Isabel Díaz Ayuso a annoncé une nouvelle baisse d’impôt. Désormais, le gouvernement régional accordera une réduction de 100 % de l’impôt sur les transmissions patrimoniales onéreuses (ITP/ITPO) sur l’achat et la vente d’œuvres d’art lorsque la transaction est effectuée par l’intermédiaire de galeries spécialisées et de marchands, ce qui, en pratique, revient à supprimer la taxe régionale actuelle de 4 % sur ces transactions.
Jusqu’à présent, l’achat d’une œuvre d’art de seconde main (c’est-à-dire qui n’est pas achetée directement à l’artiste, mais par l’intermédiaire d’un professionnel) était imposé à Madrid à 4 % dans la tranche régionale de l’ITP, en plus de la TVA ou des taxes nationales correspondantes selon le cas.
Selon les calculs du gouvernement régional, la suppression de la taxe régionale représentera une économie totale d’environ 700 000 euros par an pour les contribuables liés au marché de l’art, qui, vu le prix de l’art en ce moment, sont clairement une minorité aisée.
Pourquoi la suppression de la taxe sur l’achat d’œuvres d’art
Ayuso a annoncé cette mesure lors d’une visite au Salon d’art moderne (SAM), qui se tient au Círculo de Bellas Artes et constitue l’un des grands événements satellites de l’ARCOmadrid. Devant des galeristes et des collectionneurs, la présidente a dit que « l’Espagne ne peut pas pénaliser ses galeries et ses artistes par rapport à ses concurrents européens » et que le but est de créer « un environnement fiscal plus favorable » pour un secteur qui est en concurrence avec des pays où le traitement fiscal de l’art est moins lourd.
Même si cette réduction concerne une taxe régionale relativement faible, ce geste s’inscrit dans un contexte plus large : celui de la TVA culturelle. Depuis des années, le marché de l’art demande au gouvernement central de baisser la TVA de 21 % qui s’applique à l’achat et à la vente d’œuvres d’art en Espagne, bien au-dessus de celle de l’Italie (5 %), de la France (5,5 %) ou de l’Allemagne (7 %). La Communauté de Madrid n’a pas de pouvoir sur cette TVA, mais elle en a sur la partie régionale de l’ITP, et elle utilise ce levier pour essayer de se rapprocher du « modèle européen » et se démarquer du ministère de la Culture.
Madrid veut devenir un pôle du marché de l’art

Le gouvernement régional justifie aussi cette mesure par une question de positionnement international. Madrid concentre environ 30 % des galeries espagnoles et l’Espagne est cinquième sur le marché européen de l’art, derrière le Royaume-Uni, la France, l’Allemagne et l’Italie, avec près de 1 % du volume global. La suppression de la taxe régionale de 4 % vise à renforcer cette position et à attirer des opérations d’achat et de vente qui pourraient se faire ailleurs, là où la fiscalité est plus sympa, surtout dans un contexte où ARCO et les autres foires et salons ont fait de la ville une vitrine annuelle pour les collectionneurs du monde entier.
Cette réduction s’ajoute à d’autres mesures de soutien au secteur : d’ici 2026, la Communauté prévoit d’allouer 9,4 millions d’euros au programme Musées et Expositions et maintient depuis 2020 un budget d’environ 500 000 euros par an pour l’achat d’œuvres d’art, avec 332 pièces acquises au cours de cette période et le renforcement d’infrastructures telles que l’entrepôt du CA2M, à Móstoles. Une proposition de loi visant à demander au Congrès une réduction de la TVA sur l’achat et la vente d’œuvres d’art est également à l’étude. Le gouvernement régional souhaite ainsi faire pression sur le gouvernement central afin qu’il accompagne la réduction régionale par des changements dans la fiscalité nationale.
Qui en profite et quelles sont les limites ?

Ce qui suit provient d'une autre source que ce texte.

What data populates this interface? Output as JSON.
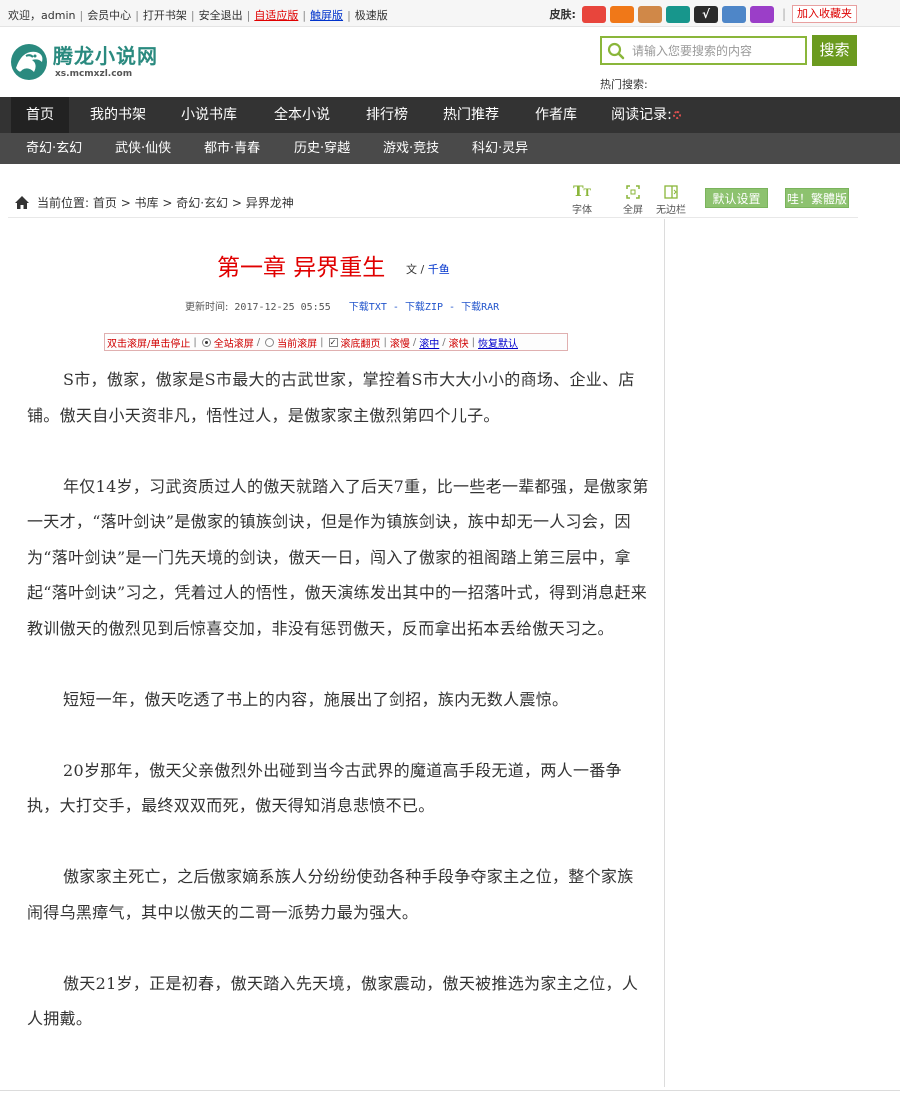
{
  "topbar": {
    "welcome": "欢迎，admin",
    "links": [
      "会员中心",
      "打开书架",
      "安全退出"
    ],
    "link_adaptive": "自适应版",
    "link_touch": "触屏版",
    "link_fast": "极速版",
    "skin_label": "皮肤:",
    "skins": [
      {
        "color": "#e8453c",
        "mark": ""
      },
      {
        "color": "#f07818",
        "mark": ""
      },
      {
        "color": "#d08848",
        "mark": ""
      },
      {
        "color": "#17968c",
        "mark": ""
      },
      {
        "color": "#2b2b2b",
        "mark": "√"
      },
      {
        "color": "#4e86c8",
        "mark": ""
      },
      {
        "color": "#9b3ec8",
        "mark": ""
      }
    ],
    "favorite": "加入收藏夹"
  },
  "header": {
    "logo_title": "腾龙小说网",
    "logo_sub": "xs.mcmxzl.com",
    "search_placeholder": "请输入您要搜索的内容",
    "search_button": "搜索",
    "hot_search": "热门搜索:"
  },
  "nav": {
    "main": [
      "首页",
      "我的书架",
      "小说书库",
      "全本小说",
      "排行榜",
      "热门推荐",
      "作者库",
      "阅读记录:"
    ],
    "categories": [
      "奇幻·玄幻",
      "武侠·仙侠",
      "都市·青春",
      "历史·穿越",
      "游戏·竞技",
      "科幻·灵异"
    ]
  },
  "breadcrumb": {
    "label": "当前位置:",
    "path": "首页 > 书库 > 奇幻·玄幻 > 异界龙神"
  },
  "tools": {
    "font": "字体",
    "fullscreen": "全屏",
    "no_sidebar": "无边栏",
    "default_settings": "默认设置",
    "traditional": "哇！繁體版"
  },
  "chapter": {
    "title": "第一章 异界重生",
    "author_prefix": "文 /",
    "author": "千鱼",
    "updated_label": "更新时间:",
    "updated": "2017-12-25 05:55",
    "downloads": [
      "下载TXT",
      "下载ZIP",
      "下载RAR"
    ]
  },
  "scroll_controls": {
    "hint": "双击滚屏/单击停止",
    "all_scroll": "全站滚屏",
    "current_scroll": "当前滚屏",
    "bottom_flip": "滚底翻页",
    "slow": "滚慢",
    "medium": "滚中",
    "fast": "滚快",
    "reset": "恢复默认"
  },
  "paragraphs": [
    "S市，傲家，傲家是S市最大的古武世家，掌控着S市大大小小的商场、企业、店铺。傲天自小天资非凡，悟性过人，是傲家家主傲烈第四个儿子。",
    "年仅14岁，习武资质过人的傲天就踏入了后天7重，比一些老一辈都强，是傲家第一天才，“落叶剑诀”是傲家的镇族剑诀，但是作为镇族剑诀，族中却无一人习会，因为“落叶剑诀”是一门先天境的剑诀，傲天一日，闯入了傲家的祖阁踏上第三层中，拿起“落叶剑诀”习之，凭着过人的悟性，傲天演练发出其中的一招落叶式，得到消息赶来教训傲天的傲烈见到后惊喜交加，非没有惩罚傲天，反而拿出拓本丢给傲天习之。",
    "短短一年，傲天吃透了书上的内容，施展出了剑招，族内无数人震惊。",
    "20岁那年，傲天父亲傲烈外出碰到当今古武界的魔道高手段无道，两人一番争执，大打交手，最终双双而死，傲天得知消息悲愤不已。",
    "傲家家主死亡，之后傲家嫡系族人分纷纷使劲各种手段争夺家主之位，整个家族闹得乌黑瘴气，其中以傲天的二哥一派势力最为强大。",
    "傲天21岁，正是初春，傲天踏入先天境，傲家震动，傲天被推选为家主之位，人人拥戴。"
  ]
}
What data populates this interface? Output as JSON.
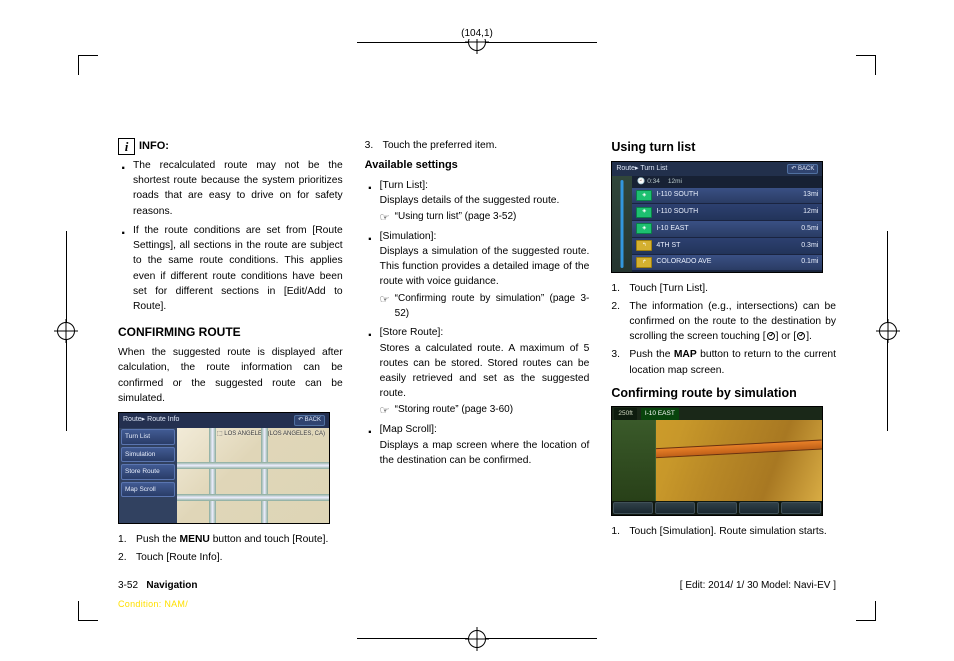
{
  "page_coords": "(104,1)",
  "footer": {
    "page": "3-52",
    "section": "Navigation",
    "edit": "[ Edit: 2014/ 1/ 30   Model:  Navi-EV ]",
    "condition": "Condition: NAM/"
  },
  "col1": {
    "info_label": "INFO:",
    "bullets": [
      "The recalculated route may not be the shortest route because the system prioritizes roads that are easy to drive on for safety reasons.",
      "If the route conditions are set from [Route Settings], all sections in the route are subject to the same route conditions. This applies even if different route conditions have been set for different sections in [Edit/Add to Route]."
    ],
    "h_confirm": "CONFIRMING ROUTE",
    "confirm_body": "When the suggested route is displayed after calculation, the route information can be confirmed or the suggested route can be simulated.",
    "nav_breadcrumb": "Route▸ Route Info",
    "nav_back": "↶ BACK",
    "nav_region": "⬚ LOS ANGELES (LOS ANGELES, CA)",
    "nav_buttons": [
      "Turn List",
      "Simulation",
      "Store Route",
      "Map Scroll"
    ],
    "steps": [
      {
        "n": "1.",
        "t_pre": "Push the ",
        "bold": "MENU",
        "t_post": " button and touch [Route]."
      },
      {
        "n": "2.",
        "t_pre": "Touch [Route Info].",
        "bold": "",
        "t_post": ""
      }
    ]
  },
  "col2": {
    "step3": {
      "n": "3.",
      "t": "Touch the preferred item."
    },
    "h_avail": "Available settings",
    "items": [
      {
        "name": "[Turn List]:",
        "desc": "Displays details of the suggested route.",
        "ref": "“Using turn list” (page 3-52)"
      },
      {
        "name": "[Simulation]:",
        "desc": "Displays a simulation of the suggested route. This function provides a detailed image of the route with voice guidance.",
        "ref": "“Confirming route by simulation” (page 3-52)"
      },
      {
        "name": "[Store Route]:",
        "desc": "Stores a calculated route. A maximum of 5 routes can be stored. Stored routes can be easily retrieved and set as the suggested route.",
        "ref": "“Storing route” (page 3-60)"
      },
      {
        "name": "[Map Scroll]:",
        "desc": "Displays a map screen where the location of the destination can be confirmed.",
        "ref": ""
      }
    ]
  },
  "col3": {
    "h_turn": "Using turn list",
    "turn_breadcrumb": "Route▸ Turn List",
    "turn_back": "↶ BACK",
    "turn_sub_time": "🕘 0:34",
    "turn_sub_dist": "12mi",
    "turn_rows": [
      {
        "name": "I-110 SOUTH",
        "dist": "13mi",
        "ico": "hwy"
      },
      {
        "name": "I-110 SOUTH",
        "dist": "12mi",
        "ico": "hwy"
      },
      {
        "name": "I-10 EAST",
        "dist": "0.5mi",
        "ico": "hwy"
      },
      {
        "name": "4TH ST",
        "dist": "0.3mi",
        "ico": "loc"
      },
      {
        "name": "COLORADO AVE",
        "dist": "0.1mi",
        "ico": "loc"
      }
    ],
    "steps": [
      {
        "n": "1.",
        "t": "Touch [Turn List]."
      },
      {
        "n": "2.",
        "t": "The information (e.g., intersections) can be confirmed on the route to the destination by scrolling the screen touching [",
        "t2": "] or [",
        "t3": "]."
      },
      {
        "n": "3.",
        "t_pre": "Push the ",
        "bold": "MAP",
        "t_post": " button to return to the current location map screen."
      }
    ],
    "h_sim": "Confirming route by simulation",
    "sim_dist": "250ft",
    "sim_route": "I-10 EAST",
    "sim_step": {
      "n": "1.",
      "t": "Touch [Simulation]. Route simulation starts."
    }
  }
}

L’annonce parle d’« achats et ventes réalisés par l’intermédiaire de galeries spécialisées et de marchands », ce qui exclut, en principe, les transactions entre particuliers qui ne passent pas par ces intermédiaires et d’autres formes de vente autres que la vente directe (dons, héritages, etc.), qui sont imposées à d’autres titres.
Selon les données de Cinco Días , les riches de Madrid concentraient déjà 70 % de leurs biens de luxe dans l’art pour des raisons fiscales en 2023. L’art est donc un refuge fiscal dans la région depuis des années, ce qui est une exception curieuse dans le panorama national. Dans presque toutes les communautés autonomes, selon le média spécialisé dans l’économie El País, la proportion de bijoux et de véhicules dépasse largement celle des œuvres d’art.